So to follow up - good news, and some lessons:
The Good News
I pulled the injectors on the 3YM30 (more on why those and not the glow plugs below), rotated the flywheel and only air came out of the cylinders. Reinstalled the raw water pump and now I'm just awaiting parts to put the motor back together. While I'm awaiting parts and have the injectors out of the engine I dropped them off at a diesel shop to have them checked out and cleaned up as necessary. No way of knowing how long its been since they were checked out since new in 2009 (though I did see tool marks on the injector bodies), so figured with winter layup this is a great time to get that done. With any luck I'll get the parts in, reinstall the injectors, bleed the fuel lines, and we should be off and running.
Lessons
- Don't use a drill pump to push antifreeze through your exhaust system as it doesn't have enough pressure to do so successfully
- Injectors are easier to pull on a 3ym30 than glow plugs.

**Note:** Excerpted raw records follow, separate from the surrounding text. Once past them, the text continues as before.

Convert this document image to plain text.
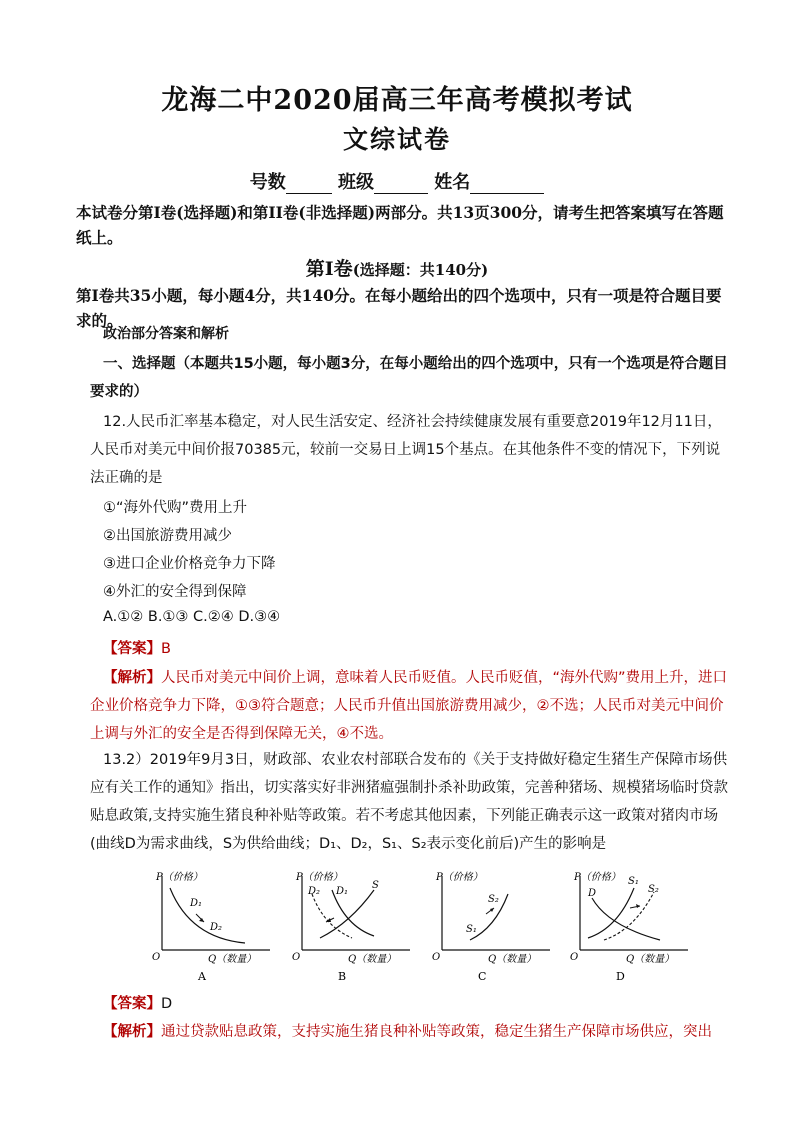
龙海二中2020届高三年高考模拟考试
文综试卷
号数	班级	姓名
本试卷分第I卷(选择题)和第II卷(非选择题)两部分。共13页300分，请考生把答案填写在答题纸上。
第I卷(选择题：共140分)
第I卷共35小题，每小题4分，共140分。在每小题给出的四个选项中，只有一项是符合题目要求的。
政治部分答案和解析
一、选择题（本题共15小题，每小题3分，在每小题给出的四个选项中，只有一个选项是符合题目要求的）
12.人民币汇率基本稳定，对人民生活安定、经济社会持续健康发展有重要意2019年12月11日，人民币对美元中间价报70385元，较前一交易日上调15个基点。在其他条件不变的情况下，下列说法正确的是
①“海外代购”费用上升
②出国旅游费用减少
③进口企业价格竞争力下降
④外汇的安全得到保障
A.①② B.①③ C.②④ D.③④
【答案】B
【解析】人民币对美元中间价上调，意味着人民币贬值。人民币贬值，“海外代购”费用上升，进口企业价格竞争力下降，①③符合题意；人民币升值出国旅游费用减少，②不选；人民币对美元中间价上调与外汇的安全是否得到保障无关，④不选。
13.2）2019年9月3日，财政部、农业农村部联合发布的《关于支持做好稳定生猪生产保障市场供应有关工作的通知》指出，切实落实好非洲猪瘟强制扑杀补助政策，完善种猪场、规模猪场临时贷款贴息政策,支持实施生猪良种补贴等政策。若不考虑其他因素，下列能正确表示这一政策对猪肉市场(曲线D为需求曲线，S为供给曲线；D₁、D₂，S₁、S₂表示变化前后)产生的影响是
P（价格）
O	Q（数量）
D₁
D₂
A
P（价格）
O	Q（数量）
D₂ D₁
S
B
P（价格）
O	Q（数量）
S₂
S₁
C
P（价格）
O	Q（数量）
S₁
S₂
D
D
【答案】D
【解析】通过贷款贴息政策，支持实施生猪良种补贴等政策，稳定生猪生产保障市场供应，突出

Two of the three glow plugs are buried in the engine and not accessible without an uncomfortable (for me) amount of disassembly. I could see the plug wires, but couldn't even SEE two of the glow plugs.
- In order to get a wrench on the aft most injector I had to take the wire off the aft most glow plug - which is fairly accessible. Teeny tiny nut and similarly sized washer held the wire on. Very delicate operation - especially when contorted through an engine access hatch with only one arm available. A very slim socket extension saved the day, and lots of slow movement.

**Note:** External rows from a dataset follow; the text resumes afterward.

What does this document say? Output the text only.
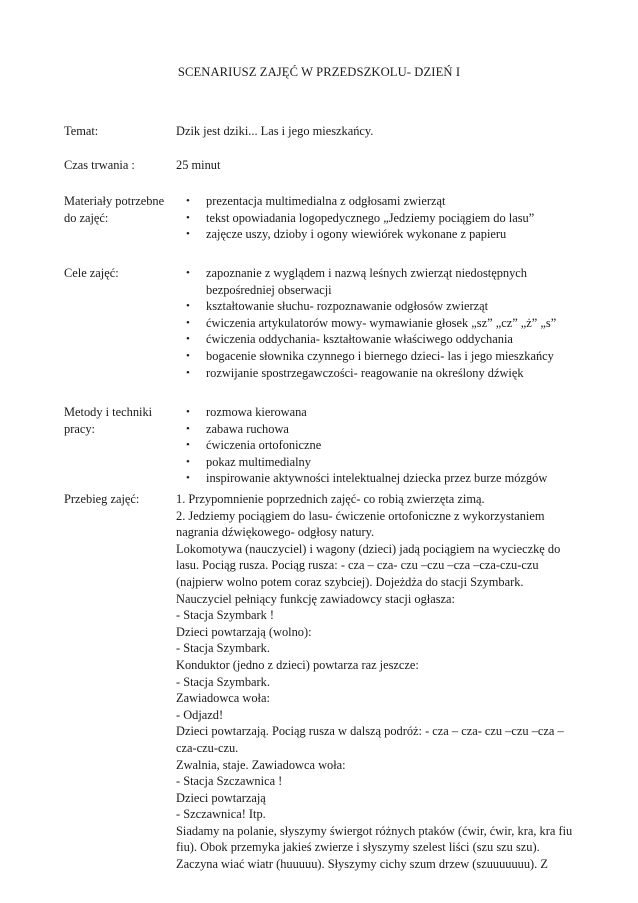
SCENARIUSZ ZAJĘĆ W PRZEDSZKOLU- DZIEŃ I
Temat:	Dzik jest dziki... Las i jego mieszkańcy.
Czas trwania :	25 minut
Materiały potrzebne do zajęć:
• prezentacja multimedialna z odgłosami zwierząt
• tekst opowiadania logopedycznego „Jedziemy pociągiem do lasu”
• zajęcze uszy, dzioby i ogony wiewiórek wykonane z papieru
Cele zajęć:	• zapoznanie z wyglądem i nazwą leśnych zwierząt niedostępnych bezpośredniej obserwacji
• kształtowanie słuchu- rozpoznawanie odgłosów zwierząt
• ćwiczenia artykulatorów mowy- wymawianie głosek „sz” „cz” „ż” „s”
• ćwiczenia oddychania- kształtowanie właściwego oddychania
• bogacenie słownika czynnego i biernego dzieci- las i jego mieszkańcy
• rozwijanie spostrzegawczości- reagowanie na określony dźwięk
Metody i techniki pracy:
• rozmowa kierowana
• zabawa ruchowa
• ćwiczenia ortofoniczne
• pokaz multimedialny
• inspirowanie aktywności intelektualnej dziecka przez burze mózgów
Przebieg zajęć:	1. Przypomnienie poprzednich zajęć- co robią zwierzęta zimą.

2. Jedziemy pociągiem do lasu- ćwiczenie ortofoniczne z wykorzystaniem nagrania dźwiękowego- odgłosy natury.

Lokomotywa (nauczyciel) i wagony (dzieci) jadą pociągiem na wycieczkę do lasu. Pociąg rusza. Pociąg rusza: - cza – cza- czu –czu –cza –cza-czu-czu (najpierw wolno potem coraz szybciej). Dojeżdża do stacji Szymbark.

Nauczyciel pełniący funkcję zawiadowcy stacji ogłasza:

- Stacja Szymbark !

Dzieci powtarzają (wolno):

- Stacja Szymbark.

Konduktor (jedno z dzieci) powtarza raz jeszcze:

- Stacja Szymbark.

Zawiadowca woła:

- Odjazd!

Dzieci powtarzają. Pociąg rusza w dalszą podróż: - cza – cza- czu –czu –cza –cza-czu-czu.

Zwalnia, staje. Zawiadowca woła:

- Stacja Szczawnica !

Dzieci powtarzają

- Szczawnica! Itp.

Siadamy na polanie, słyszymy świergot różnych ptaków (ćwir, ćwir, kra, kra fiu fiu). Obok przemyka jakieś zwierze i słyszymy szelest liści (szu szu szu). Zaczyna wiać wiatr (huuuuu). Słyszymy cichy szum drzew (szuuuuuuu). Z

- The fuel pump injection lines from the fuel pump and injectors themselves were really no problem to remove. The real problem was the return line, which is secured by a top nut onto each of the injectors. Since the return line is made up of soft metal tubing you have to be VERY careful not to twist it when removing the top nut, which wants to torque the return line as the injector it is connected to turns in the engine block. To prevent this you are supposed to put a wrench on the injector, and hold it still, while you put a wrench on the top nut and twist it off. Yeah, good luck with that. The top nut securing the return line was WAY tighter than the injector in the engine block, and there was absolutely NO way to get any tool available to mere mortals on the sides of the injector due to the engine block recess being so close. After twisting the metal return lines enough that I realized they were probably compromised I took a pair of wire cutters and snipped the tubing off close to the injector. Then it was a simple matter of backing out the entire injector with a wrench. The return line is a $62 part I'm happy to replace. If anyone has a better idea I'd be very glad to hear it. I'm having the diesel shop loosen the top nut from the injector when they clean them up as I cannot with hand tools. Sheesh. I'm giving serious thought to just how to reinstall without torqueing the NEW return line.
- My engine is pretty clean, but as soon as I started torqeuing and snipping return lines and putting wrenches on painted fuel lines and injectors little bits of paint flakes were everywhere. I used a shop vac to get as much of that as I could to prevent it from falling into the cylinders when the injectors came out, and shop vacced the injector hole as well, just to be safe. Then stuffed clean and oiled shop towels into the injector holes to prevent rust while the injectors are out.
- If you have an average set of tools you'll likely expand it during this mechanical work. The wrench and socket sizes required are metric and larger than the "standard" toolkits provide. I bought a set of metric open and closed end ratcheting wrenches that included a 17mm which I needed for the top nut on the injectors. The actual injector body screwed into the engine block is even larger than that, I want to say around 22mm. That's 1/2" socket territory, and you'll need an extension and any adapters for your tool set to get that on there if the top part of the injector comes off during removal.
- Also, to put the injectors back in you'll need to replace some consumable gaskets. If you look on the parts diagram you'll see them. They're just a few bucks apiece (the injector shop will probably replace them, but I have them ready).
I hope not to have to do this again, but I did get to work on parts of my 3ym30 I've never touched, which I'm enjoying. It seems like a simple engine to work on, but access is an issue, both from an engine bay perspective as well as the way the engine is assembled. Probably way easier on the factory floor when they put it together. Anyway, thanks for everyone's help on this. Appreciate the assist.